Tribunal judiciaire de Nanterre, le 26 juin 2025, n°2025L00908

Le tribunal judiciaire de Nanterre, statuant le 26 juin 2025, a examiné la liquidation judiciaire d’une société. Le liquidateur judiciaire a sollicité la condamnation de son ancien gérant au comblement de l’insuffisance d’actif et à une mesure de faillite personnelle. Le tribunal a retenu l’existence de fautes de gestion caractérisées et a fait droit aux demandes en les modulant. Cette décision illustre rigoureusement les conditions de mise en œuvre de la responsabilité pour insuffisance d’actif et des sanctions annexes.

La caractérisation des fautes de gestion justifiant la condamnation au comblement
Le tribunal a d’abord établi l’existence d’une insuffisance d’actif résultant d’un passif définitif de 213 433,45 euros face à un actif de 29 039,59 euros. Il a ensuite retenu deux griefs constitutifs de fautes de gestion au sens de l’article L. 651-2 du code de commerce.
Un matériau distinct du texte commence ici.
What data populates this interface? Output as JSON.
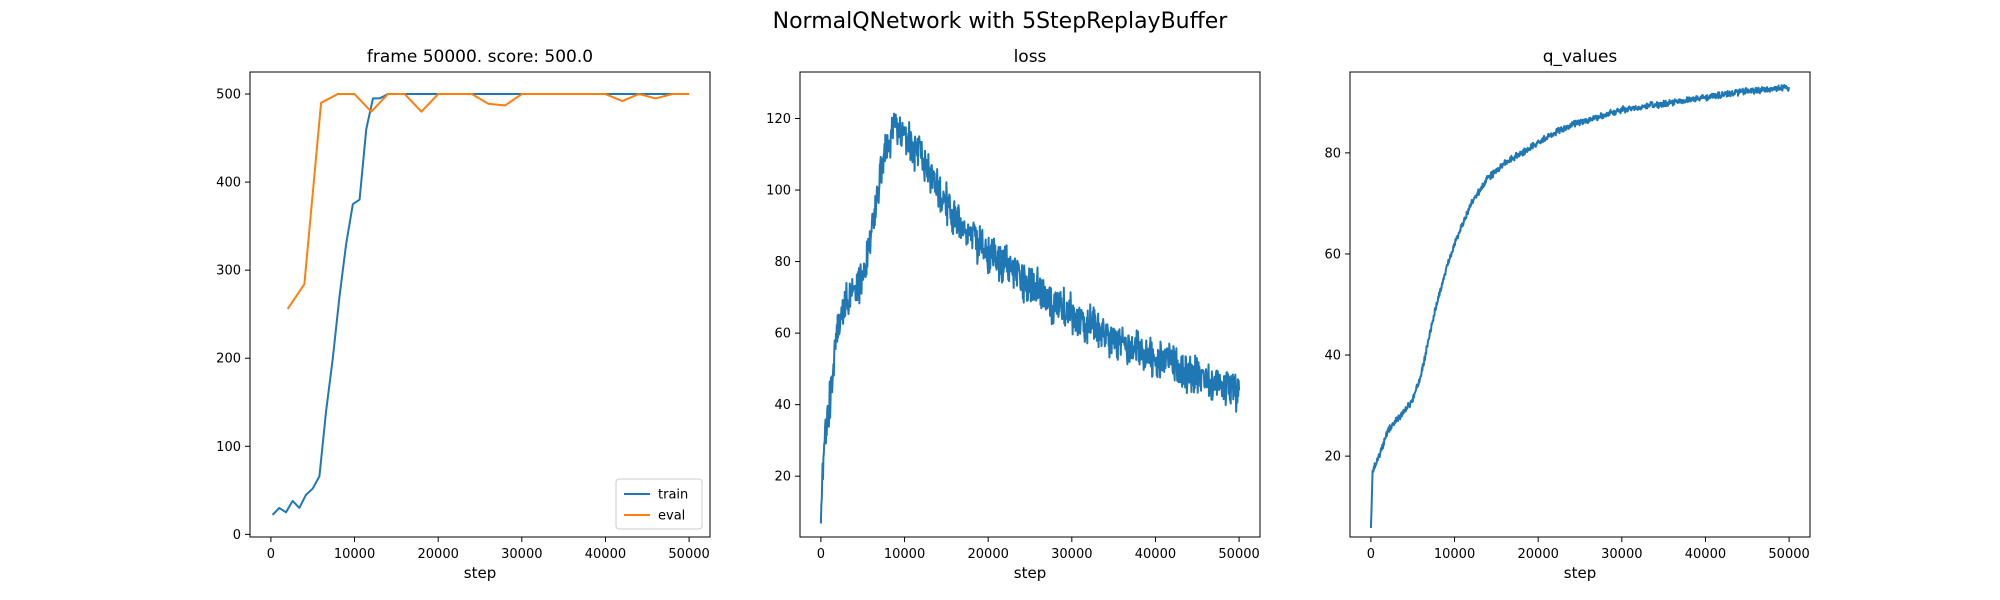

Premièrement, le défaut de tenue de comptabilité pendant plus de trois exercices a été qualifié de faute. Le tribunal a relevé que le dirigeant « s’est privé ainsi d’un outil essentiel qui lui aurait permis de contrôler de façon permanente la situation de son entreprise » (Motifs, sur le défaut de tenue de comptabilité). Cette carence volontaire prive le dirigeant de tout moyen de surveillance et constitue une faute objective. Deuxièmement, le non-respect délibéré et continu des obligations fiscales et sociales a été retenu. Le tribunal a constaté un financement artificiel de l’activité « au détriment des organismes publics, se procurant un avantage de trésorerie indu » (Motifs, sur le défaut d’observation des obligations fiscales et sociales). Cette analyse qualifie le défaut de paiement non comme une négligence mais comme une gestion déloyale. Ces deux fautes, établies et non contestées, ont nécessairement contribué à l’aggravation du passif et donc à l’insuffisance d’actif, remplissant les conditions légales.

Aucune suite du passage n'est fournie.